And that’s kind of where I lost it. He is shown arriving back home with one side of his face burned, and when his wife (Claire Foy, yet another Brit playing an American) asks him what happened, he sort of mumbles something and walks off. His expression never changes.
So there it is. Ryan Gosling is a damn good actor, but he was totally wrong for a part like this. He plays it as a zombie, emotionless, expressionless, except for one very moving scene where he sobs like a baby over the death of his two-year-old daughter. He’s all alone, so no one sees him break down.
This movie was based on a biography of Armstrong by James R. Hansen. I have not read the book. It all just smells of desperation. Trying to gin up some conflict on Earth, the writer resorts to that oldest of flier/astronaut tropes: The angry wife demanding that he spend more time with his children, never showing much support for what he’s doing. And his robotic responses to these demands.
Damn, but did I ever hate Gosling in this part! He ruined it! Do I think that Armstrong was about to take off for Cape Kennedy without even saying goodbye to his sons?
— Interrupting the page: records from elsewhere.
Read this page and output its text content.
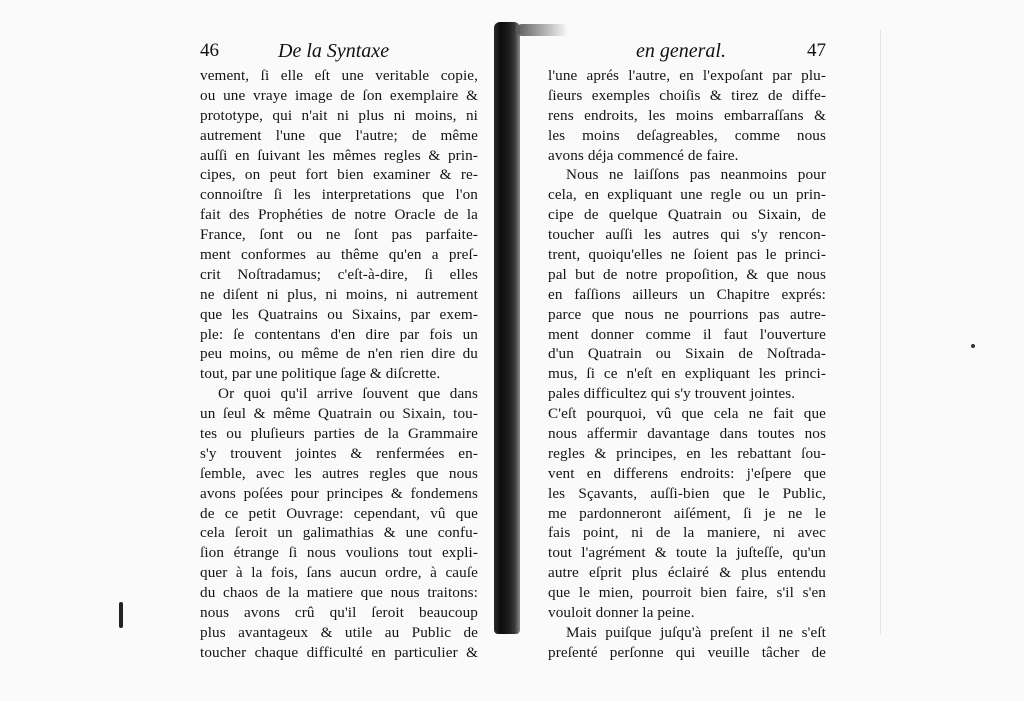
46	De la Syntaxe
vement, ſi elle eſt une veritable copie,
ou une vraye image de ſon exemplaire &
prototype, qui n'ait ni plus ni moins, ni
autrement l'une que l'autre; de même
auſſi en ſuivant les mêmes regles & prin-
cipes, on peut fort bien examiner & re-
connoiſtre ſi les interpretations que l'on
fait des Prophéties de notre Oracle de la
France, ſont ou ne ſont pas parfaite-
ment conformes au thême qu'en a preſ-
crit Noſtradamus; c'eſt-à-dire, ſi elles
ne diſent ni plus, ni moins, ni autrement
que les Quatrains ou Sixains, par exem-
ple: ſe contentans d'en dire par fois un
peu moins, ou même de n'en rien dire du
tout, par une politique ſage & diſcrette.
Or quoi qu'il arrive ſouvent que dans
un ſeul & même Quatrain ou Sixain, tou-
tes ou pluſieurs parties de la Grammaire
s'y trouvent jointes & renfermées en-
ſemble, avec les autres regles que nous
avons poſées pour principes & fondemens
de ce petit Ouvrage: cependant, vû que
cela ſeroit un galimathias & une confu-
ſion étrange ſi nous voulions tout expli-
quer à la fois, ſans aucun ordre, à cauſe
du chaos de la matiere que nous traitons:
nous avons crû qu'il ſeroit beaucoup
plus avantageux & utile au Public de
toucher chaque difficulté en particulier &
en general.	47
l'une aprés l'autre, en l'expoſant par plu-
ſieurs exemples choiſis & tirez de diffe-
rens endroits, les moins embarraſſans &
les moins deſagreables, comme nous
avons déja commencé de faire.
Nous ne laiſſons pas neanmoins pour
cela, en expliquant une regle ou un prin-
cipe de quelque Quatrain ou Sixain, de
toucher auſſi les autres qui s'y rencon-
trent, quoiqu'elles ne ſoient pas le princi-
pal but de notre propoſition, & que nous
en faſſions ailleurs un Chapitre exprés:
parce que nous ne pourrions pas autre-
ment donner comme il faut l'ouverture
d'un Quatrain ou Sixain de Noſtrada-
mus, ſi ce n'eſt en expliquant les princi-
pales difficultez qui s'y trouvent jointes.
C'eſt pourquoi, vû que cela ne fait que
nous affermir davantage dans toutes nos
regles & principes, en les rebattant ſou-
vent en differens endroits: j'eſpere que
les Sçavants, auſſi-bien que le Public,
me pardonneront aiſément, ſi je ne le
fais point, ni de la maniere, ni avec
tout l'agrément & toute la juſteſſe, qu'un
autre eſprit plus éclairé & plus entendu
que le mien, pourroit bien faire, s'il s'en
vouloit donner la peine.
Mais puiſque juſqu'à preſent il ne s'eſt
preſenté perſonne qui veuille tâcher de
That when his wife lashes out, this man who has an excellent chance of never coming back, is extremely reluctant to talk to them? Shit, I dunno, but the whole thing just screams of screenwriter laziness. Maybe someone told Hansen that this is how it happened … but I don’t believe it. I just don’t.
The other terrible thing about the film is something maybe a little more subtle. In some of the DVD extras, some of the men (except for the Hidden Figures in the back rooms, they were almost all men) who actually worked on Apollo tell their stories, and one thing they all agree on. Though they were very stressed, missed meals and sleep, and otherwise overworked themselves, they all remembered the sense of joy in working in the astronaut program. And this is what they missed. They never really showed the joy of being part of the program. People sit around glumly. You’d think they were at a wake. They never say much, except for Buzz Aldrin, who comes off as a real asshole. I wonder if he signed off on this script?
Damn! Despite the really terrific set designs and ingenious camera work, they just missed it. Completely missed it. Double dog damn!